Les changements proposés se répercutent déjà dans le monde de la fiscalité des entreprises, alors que les entreprises se préparent à un nouveau fardeau administratif – et avec lui à la possibilité de nouvelles formes d’évasion fiscale. Le fait que « toutes les grandes entreprises du monde auront désormais deux nouvelles taxes auxquelles elles devront se conformer » sera une aubaine pour les conseillers fiscaux, a déclaré un avocat.

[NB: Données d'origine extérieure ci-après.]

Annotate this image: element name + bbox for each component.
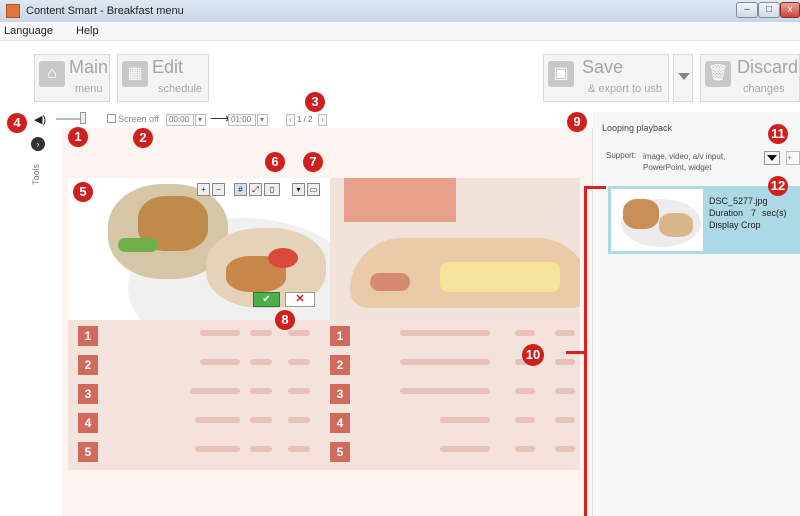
volume-icon: ◀︎) bbox=[34, 114, 47, 126]
main-menu-label: Main bbox=[69, 57, 109, 77]
tools-strip bbox=[22, 128, 63, 516]
discard-label: Discard bbox=[737, 57, 799, 77]
croissant-image-cell[interactable] bbox=[330, 178, 580, 320]
display-value[interactable]: Crop bbox=[741, 220, 761, 230]
support-types-text: image, video, a/v input, PowerPoint, wid… bbox=[643, 152, 726, 172]
page-indicator: 1 / 2 bbox=[297, 115, 313, 124]
callout-8: 8 bbox=[275, 310, 295, 330]
support-label: Support: bbox=[606, 151, 637, 160]
time-to-field[interactable]: 01:00 bbox=[228, 114, 256, 126]
callout-2: 2 bbox=[133, 128, 153, 148]
discard-sublabel: changes bbox=[743, 83, 785, 95]
duration-unit: sec(s) bbox=[762, 208, 787, 218]
duration-value[interactable]: 7 bbox=[751, 208, 756, 218]
minimize-button[interactable]: – bbox=[736, 2, 758, 18]
callout-9: 9 bbox=[567, 112, 587, 132]
window-title: Content Smart - Breakfast menu bbox=[26, 5, 184, 17]
zoom-out-icon[interactable]: − bbox=[212, 183, 225, 196]
menu-bar bbox=[0, 22, 800, 41]
volume-slider-handle[interactable] bbox=[80, 112, 86, 124]
main-menu-sublabel: menu bbox=[75, 83, 103, 95]
expand-tools-icon[interactable]: › bbox=[31, 137, 45, 151]
add-item-button[interactable]: + bbox=[786, 151, 800, 165]
fit-icon[interactable]: ▯ bbox=[264, 183, 280, 196]
cancel-x-button[interactable]: ✕ bbox=[285, 292, 315, 307]
chevron-down-icon bbox=[678, 73, 690, 80]
floppy-icon: ▣ bbox=[548, 61, 574, 87]
close-button[interactable]: x bbox=[780, 2, 800, 18]
save-export-button[interactable]: ▣ Save & export to usb bbox=[543, 54, 669, 102]
main-menu-button[interactable]: ⌂ Main menu bbox=[34, 54, 110, 102]
edit-sublabel: schedule bbox=[158, 83, 203, 95]
folder-icon[interactable]: ▭ bbox=[307, 183, 320, 196]
menu-language[interactable]: Language bbox=[4, 25, 53, 37]
home-icon: ⌂ bbox=[39, 61, 65, 87]
zoom-in-icon[interactable]: + bbox=[197, 183, 210, 196]
looping-playback-label: Looping playback bbox=[602, 123, 673, 133]
screen-off-checkbox[interactable] bbox=[107, 114, 116, 123]
callout-6: 6 bbox=[265, 152, 285, 172]
page-next-button[interactable]: › bbox=[318, 114, 327, 126]
menu-help[interactable]: Help bbox=[76, 25, 99, 37]
bracket-top bbox=[584, 186, 606, 189]
discard-changes-button[interactable]: 🗑 Discard changes bbox=[700, 54, 800, 102]
time-to-dropdown[interactable]: ▾ bbox=[257, 114, 268, 126]
screen-off-label: Screen off bbox=[118, 114, 159, 124]
menu-items-area bbox=[68, 320, 580, 470]
tools-label: Tools bbox=[31, 163, 41, 185]
playlist-item-filename: DSC_5277.jpg bbox=[709, 196, 768, 206]
calendar-icon: ▦ bbox=[122, 61, 148, 87]
trash-icon: 🗑 bbox=[705, 61, 731, 87]
callout-11: 11 bbox=[768, 124, 788, 144]
save-sublabel: & export to usb bbox=[588, 83, 662, 95]
callout-4: 4 bbox=[7, 113, 27, 133]
playlist-item-thumbnail bbox=[611, 189, 703, 251]
time-from-dropdown[interactable]: ▾ bbox=[195, 114, 206, 126]
callout-5: 5 bbox=[73, 182, 93, 202]
add-dropdown-button[interactable] bbox=[764, 151, 780, 165]
callout-7: 7 bbox=[303, 152, 323, 172]
save-label: Save bbox=[582, 57, 624, 77]
crop-icon[interactable]: # bbox=[234, 183, 247, 196]
page-prev-button[interactable]: ‹ bbox=[286, 114, 295, 126]
options-dropdown-icon[interactable]: ▾ bbox=[292, 183, 305, 196]
triangle-down-icon bbox=[767, 155, 777, 161]
duration-label: Duration bbox=[709, 208, 744, 218]
bracket-pointer bbox=[566, 351, 586, 354]
confirm-check-button[interactable]: ✔ bbox=[253, 292, 280, 307]
callout-3: 3 bbox=[305, 92, 325, 112]
app-icon bbox=[6, 4, 20, 18]
callout-10: 10 bbox=[522, 344, 544, 366]
edit-schedule-button[interactable]: ▦ Edit schedule bbox=[117, 54, 209, 102]
stretch-icon[interactable]: ⤢ bbox=[249, 183, 262, 196]
display-label: Display bbox=[709, 220, 739, 230]
callout-12: 12 bbox=[768, 176, 788, 196]
maximize-button[interactable]: □ bbox=[758, 2, 780, 18]
edit-label: Edit bbox=[152, 57, 184, 77]
callout-1: 1 bbox=[68, 127, 88, 147]
save-dropdown-button[interactable] bbox=[673, 54, 693, 102]
time-from-field[interactable]: 00:00 bbox=[166, 114, 194, 126]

Les grandes entreprises examinent déjà le coût d’exploitation dans les pays où les taux d’imposition sont inférieurs à 15 % et déterminent si elles « représentent le meilleur endroit pour investir », selon Chris Sanger, responsable de la politique fiscale d’EY à Londres.

Impact estimé d'un taux d'imposition minimum de 15 % sur les sociétés du S&P 500

Tim Sarson, partenaire fiscal de KPMG UK, a déclaré qu’à mesure que les entreprises repensaient l’emplacement de leurs opérations, cela « conduirait probablement à de nombreux rééquilibrages entre les pays et . . . à certaines restructurations des chaînes d’approvisionnement et des chaînes de valeur dans le secteur de la technologie ».

Les propositions menacent également d’influencer la prise de décision plus large. Ne pas appliquer une partie du plan fiscal aux entreprises dont la marge bénéficiaire est inférieure à 10 %, par exemple, pourrait inciter les entreprises émergentes à continuer à réinvestir plutôt que de rechercher des marges plus élevées, selon Christian Hallum, spécialiste principal de la fiscalité et des industries extractives chez Oxfam. Aile danoise.

Le seuil de 10 pour cent pourrait produire d’autres effets imprévus. Pour éviter que la division cloud rentable d’Amazon ne soit protégée par son activité de commerce électronique à faible marge, par exemple, l’OCDE étudie un moyen de taxer la division séparément.

Cela conduirait à un jeu du chat et de la souris que les autorités fiscales auraient du mal à gagner, préviennent certains experts. Toute tentative d’imposer des unités individuelles au sein des entreprises les inciterait à se restructurer pour contourner les taxes ou essayer de placer leurs divisions les plus rentables dans des pays à faible fiscalité, a déclaré Bob Willens, analyste fiscal américain.

« S’ils se concentrent sur les divisions d’entreprises », a-t-il déclaré, la taxe sera « tellement facile à éviter ».